Significance of sustainability

on the rise in logistics

Strategic sustainability management is becoming more and more important in the transport and logistics sector, and there are several reasons for this: greater environmental awareness among the general public, increasing pressure on costs in the use of resources as well as legal requirements.

For example, large capital-market-oriented companies with more than 500 employees in Germany have been obligated to comply with the Corporate Social Responsibility (CSR) policy of the European Union since March 2017. In future, they must provide information on important aspects of the environment, social affairs, human rights, workers’ rights and the fight against corruption. Furthermore, the federal government of Germany already adopted the National Action Plan (NAP) at the end of 2016 in order to implement the UN Guiding Principles for Business and Human Rights. The government is thereby ensuring that German companies best promote human rights along the entire supply and value chain worldwide.

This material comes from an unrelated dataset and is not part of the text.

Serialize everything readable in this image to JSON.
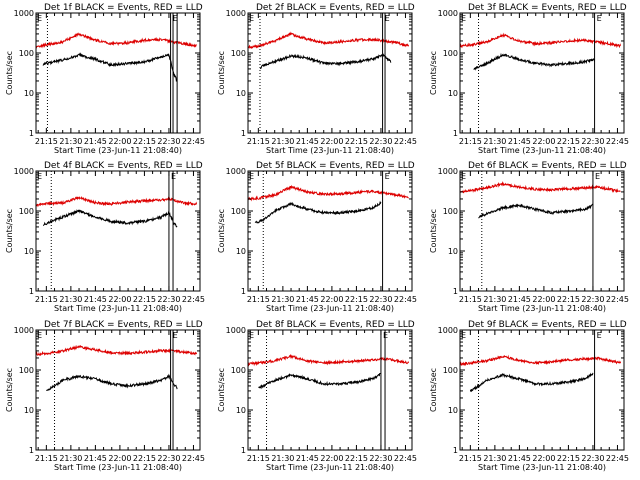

“Lean and Green” sustainability initiative

For Björn Anderseck, manager at Mars Germany, “Lean and Green” is the perfect platform for a sustainable supply chain.

Logistic specialists and service providers are faced with a huge challenge, especially in light of the ever-increasing flow of goods and cross-border trade fueled by booming e-commerce. There’s growing pressure along the entire supply chain: partner companies increasingly demand precise information about the CO2 emissions from transport. That’s why confectionery manufacturer Mars only cooperates with logistics service providers participating in the international initiative “Lean and Green”. Companies are thus rewarded for their commitment to reducing CO2, says the standardization organization GS1 Germany. Mars was the first company to incorporate participating in the initiative as an evaluation criterion for its transport and warehouse tendering process. “Mars is pursuing the goal of becoming ‘sustainable in a generation’. The supply chain can make a vital contribution to this endeavor,” says Björn Anderseck, availability & distribution manager at Mars Germany.

Many retail companies and logistics service providers, however, find it difficult to calculate their own carbon footprint, optimize supply chains or provide the necessary data for sustainability reporting, for example. SAP service providers such as abat provide industry-specific support on how to combine process and IT expertise with sustainability know-how. The company is already providing consulting to companies active in the logistics industry, such as Bosch, Daimler, DHL, Thyssen-Krupp, VS Heibo Logistics, etc.